IC Week: Carlisle Levine on Finding Community as an Independent Evaluator
Hello! I’m Carlisle Levine, an independent evaluator specializing in organizational and advocacy evaluation, evaluation systems and evaluation capacity building. Having worked for international non-governmental organizations and the U.S. government, I am relatively new to consulting. One of my biggest concerns in making the shift was finding community.
Lessons Learned: The Importance of Community
Very quickly as an independent evaluator, I was reminded of the value of community.
- I believe I produce my best work when I can think it through with respected colleagues.
- I need colleagues when my projects ask for skills, experience and access beyond my own, or when I have more work than I can do alone.
- Colleagues can also connect me to new projects.
In my experience, building community is a time investment. The rewards are undertaking bigger projects, benefiting from peer learning, and producing more creative and higher quality work.
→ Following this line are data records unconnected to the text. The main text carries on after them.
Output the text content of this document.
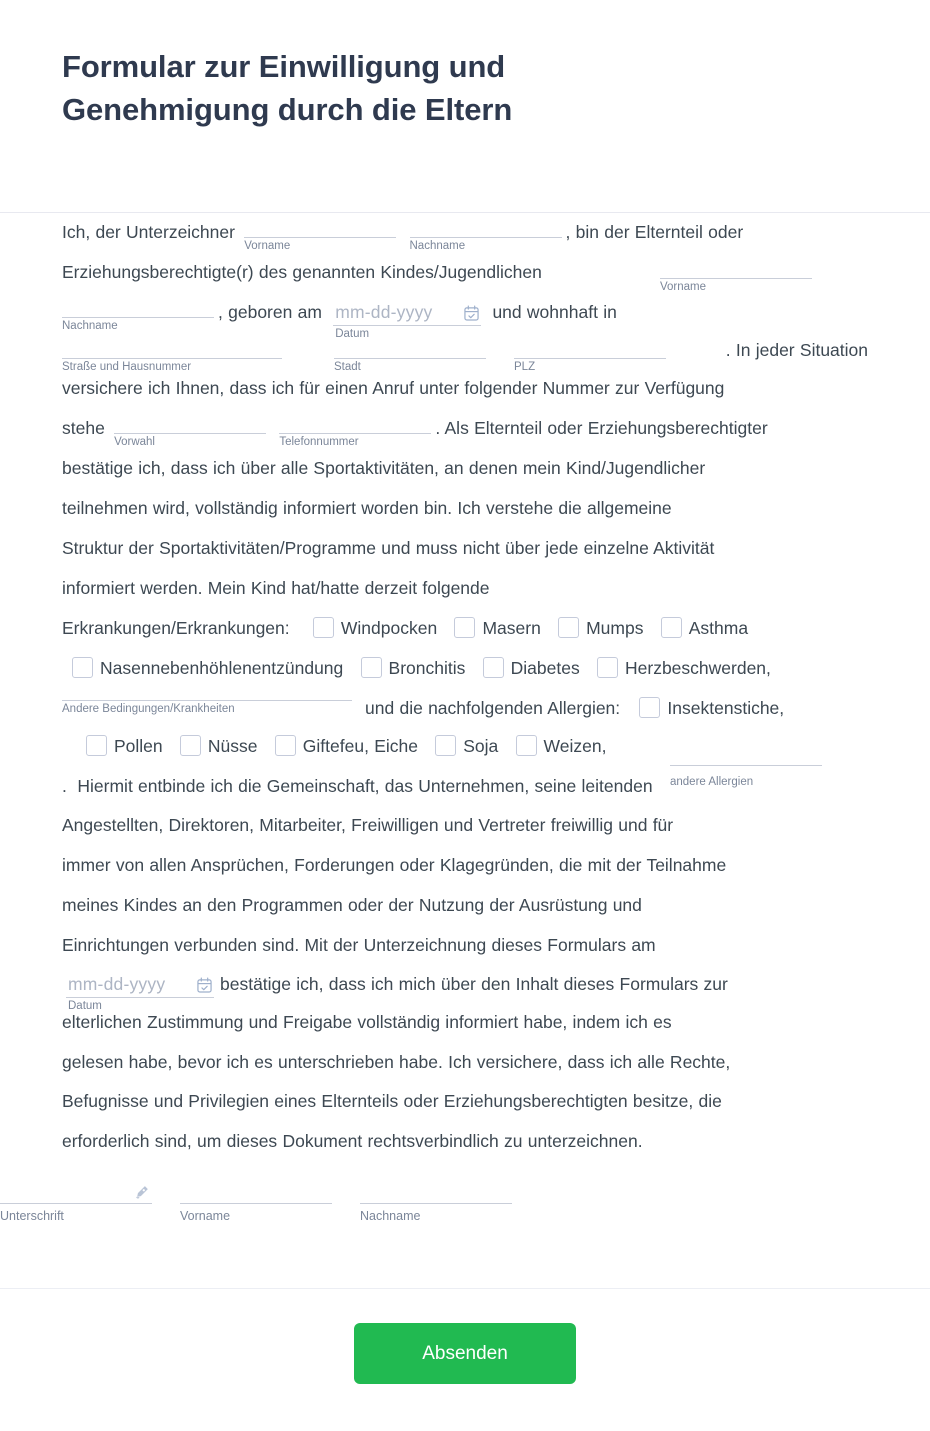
Formular zur Einwilligung und Genehmigung durch die Eltern
Ich, der Unterzeichner
Vorname
	Nachname
, bin der Elternteil oder
Erziehungsberechtigte(r) des genannten Kindes/Jugendlichen
Vorname
Nachname
, geboren am mm-dd-yyyy
Datum
und wohnhaft in
. In jeder Situation
Straße und Hausnummer	Stadt	PLZ
versichere ich Ihnen, dass ich für einen Anruf unter folgender Nummer zur Verfügung
stehe
Vorwahl
	Telefonnummer
. Als Elternteil oder Erziehungsberechtigter
bestätige ich, dass ich über alle Sportaktivitäten, an denen mein Kind/Jugendlicher
teilnehmen wird, vollständig informiert worden bin. Ich verstehe die allgemeine
Struktur der Sportaktivitäten/Programme und muss nicht über jede einzelne Aktivität
informiert werden. Mein Kind hat/hatte derzeit folgende
Erkrankungen/Erkrankungen:	Windpocken	Masern	Mumps	Asthma
Nasennebenhöhlenentzündung	Bronchitis	Diabetes	Herzbeschwerden,
Andere Bedingungen/Krankheiten	und die nachfolgenden Allergien:	Insektenstiche,
Pollen	Nüsse	Giftefeu, Eiche	Soja	Weizen,
andere Allergien
.  Hiermit entbinde ich die Gemeinschaft, das Unternehmen, seine leitenden
Angestellten, Direktoren, Mitarbeiter, Freiwilligen und Vertreter freiwillig und für
immer von allen Ansprüchen, Forderungen oder Klagegründen, die mit der Teilnahme
meines Kindes an den Programmen oder der Nutzung der Ausrüstung und
Einrichtungen verbunden sind. Mit der Unterzeichnung dieses Formulars am
mm-dd-yyyy
Datum
bestätige ich, dass ich mich über den Inhalt dieses Formulars zur
elterlichen Zustimmung und Freigabe vollständig informiert habe, indem ich es
gelesen habe, bevor ich es unterschrieben habe. Ich versichere, dass ich alle Rechte,
Befugnisse und Privilegien eines Elternteils oder Erziehungsberechtigten besitze, die
erforderlich sind, um dieses Dokument rechtsverbindlich zu unterzeichnen.
Unterschrift	Vorname	Nachname
Absenden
Hot Tip: Finding Community
To establish community, I have used various strategies:
- Reaching out to former colleagues and their colleagues;
- Relying on AEA links and also on my local affiliate; and
- Remaining active in professional networks relevant to my work.
Rad Resources: For some projects, I have partnered with evaluators working in countries where a project has taken place. To identify potential teammates, in addition to tapping personal networks, I have used resources such as the MandENews listserv and the website for the International Organization for Cooperation in Evaluation (IOCE), which provides contact information for national and regional evaluation associations.
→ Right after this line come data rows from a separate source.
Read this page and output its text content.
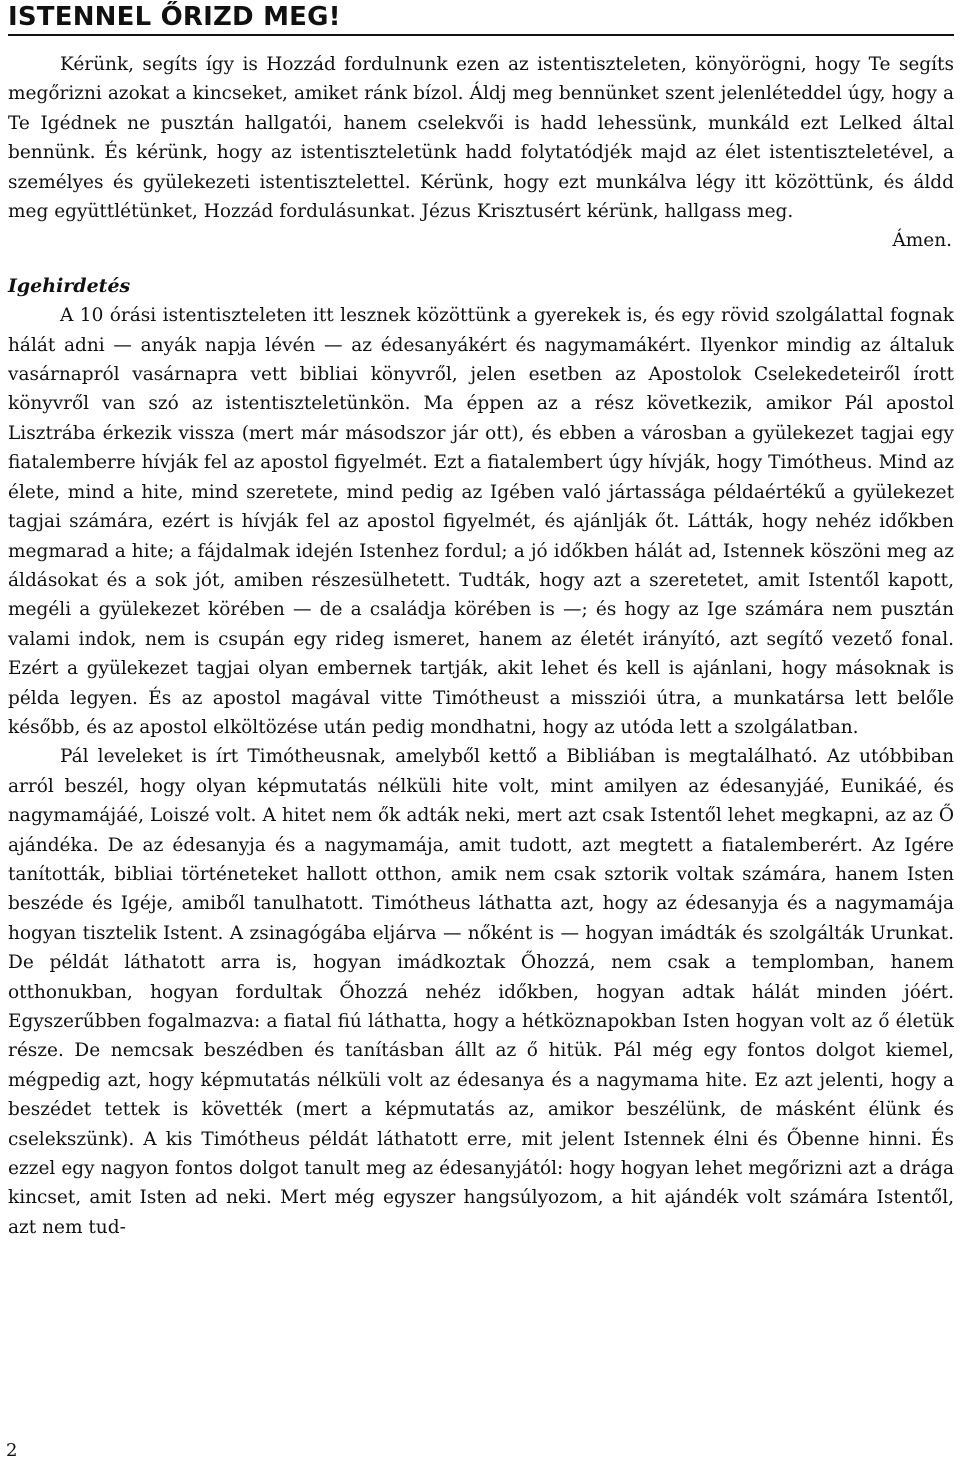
ISTENNEL ŐRIZD MEG!

Kérünk, segíts így is Hozzád fordulnunk ezen az istentiszteleten, könyörögni, hogy Te segíts megőrizni azokat a kincseket, amiket ránk bízol. Áldj meg bennünket szent jelenléteddel úgy, hogy a Te Igédnek ne pusztán hallgatói, hanem cselekvői is hadd lehessünk, munkáld ezt Lelked által bennünk. És kérünk, hogy az istentiszteletünk hadd folytatódjék majd az élet istentiszteletével, a személyes és gyülekezeti istentisztelettel. Kérünk, hogy ezt munkálva légy itt közöttünk, és áldd meg együttlétünket, Hozzád fordulásunkat. Jézus Krisztusért kérünk, hallgass meg.

Ámen.

Igehirdetés

A 10 órási istentiszteleten itt lesznek közöttünk a gyerekek is, és egy rövid szolgálattal fognak hálát adni — anyák napja lévén — az édesanyákért és nagymamákért. Ilyenkor mindig az általuk vasárnapról vasárnapra vett bibliai könyvről, jelen esetben az Apostolok Cselekedeteiről írott könyvről van szó az istentiszteletünkön. Ma éppen az a rész következik, amikor Pál apostol Lisztrába érkezik vissza (mert már másodszor jár ott), és ebben a városban a gyülekezet tagjai egy fiatalemberre hívják fel az apostol figyelmét. Ezt a fiatalembert úgy hívják, hogy Timótheus. Mind az élete, mind a hite, mind szeretete, mind pedig az Igében való jártassága példaértékű a gyülekezet tagjai számára, ezért is hívják fel az apostol figyelmét, és ajánlják őt. Látták, hogy nehéz időkben megmarad a hite; a fájdalmak idején Istenhez fordul; a jó időkben hálát ad, Istennek köszöni meg az áldásokat és a sok jót, amiben részesülhetett. Tudták, hogy azt a szeretetet, amit Istentől kapott, megéli a gyülekezet körében — de a családja körében is —; és hogy az Ige számára nem pusztán valami indok, nem is csupán egy rideg ismeret, hanem az életét irányító, azt segítő vezető fonal. Ezért a gyülekezet tagjai olyan embernek tartják, akit lehet és kell is ajánlani, hogy másoknak is példa legyen. És az apostol magával vitte Timótheust a missziói útra, a munkatársa lett belőle később, és az apostol elköltözése után pedig mondhatni, hogy az utóda lett a szolgálatban.

Pál leveleket is írt Timótheusnak, amelyből kettő a Bibliában is megtalálható. Az utóbbiban arról beszél, hogy olyan képmutatás nélküli hite volt, mint amilyen az édesanyjáé, Eunikáé, és nagymamájáé, Loiszé volt. A hitet nem ők adták neki, mert azt csak Istentől lehet megkapni, az az Ő ajándéka. De az édesanyja és a nagymamája, amit tudott, azt megtett a fiatalemberért. Az Igére tanították, bibliai történeteket hallott otthon, amik nem csak sztorik voltak számára, hanem Isten beszéde és Igéje, amiből tanulhatott. Timótheus láthatta azt, hogy az édesanyja és a nagymamája hogyan tisztelik Istent. A zsinagógába eljárva — nőként is — hogyan imádták és szolgálták Urunkat. De példát láthatott arra is, hogyan imádkoztak Őhozzá, nem csak a templomban, hanem otthonukban, hogyan fordultak Őhozzá nehéz időkben, hogyan adtak hálát minden jóért. Egyszerűbben fogalmazva: a fiatal fiú láthatta, hogy a hétköznapokban Isten hogyan volt az ő életük része. De nemcsak beszédben és tanításban állt az ő hitük. Pál még egy fontos dolgot kiemel, mégpedig azt, hogy képmutatás nélküli volt az édesanya és a nagymama hite. Ez azt jelenti, hogy a beszédet tettek is követték (mert a képmutatás az, amikor beszélünk, de másként élünk és cselekszünk). A kis Timótheus példát láthatott erre, mit jelent Istennek élni és Őbenne hinni. És ezzel egy nagyon fontos dolgot tanult meg az édesanyjától: hogy hogyan lehet megőrizni azt a drága kincset, amit Isten ad neki. Mert még egyszer hangsúlyozom, a hit ajándék volt számára Istentől, azt nem tud-

2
Lessons Learned: Building Collaborative Working Relationships
I have found that most critical to successful collaboration is trust, based on shared values and similar commitments to producing quality work in a timely fashion. It requires sensitivity to time availability and financial needs. It is guided by clear scopes of work and reinforced by good communication. Agreeing to no surprises proves to be a helpful principle.
Hot Tips: There are a number of ways I have developed collaborative working relationships.
- I start with a conversation about work experience, interests and styles.
- Colleagues and I have reviewed each other’s work and provided input to questions raised.
- With some colleagues, I have undertaken small projects that can test our collaborative relationship. These can be good foundations for future work together. If not, much has been learned and little lost.
- With all collaborative relationships, and especially with new ones, I budget ample time for communication to ensure that we remain on the same page.
Rad Resource: Stephen Maack and Jan Upton wrote a helpful article, Collaborative relationships in evaluation consulting. My experience, described above, echoed their findings.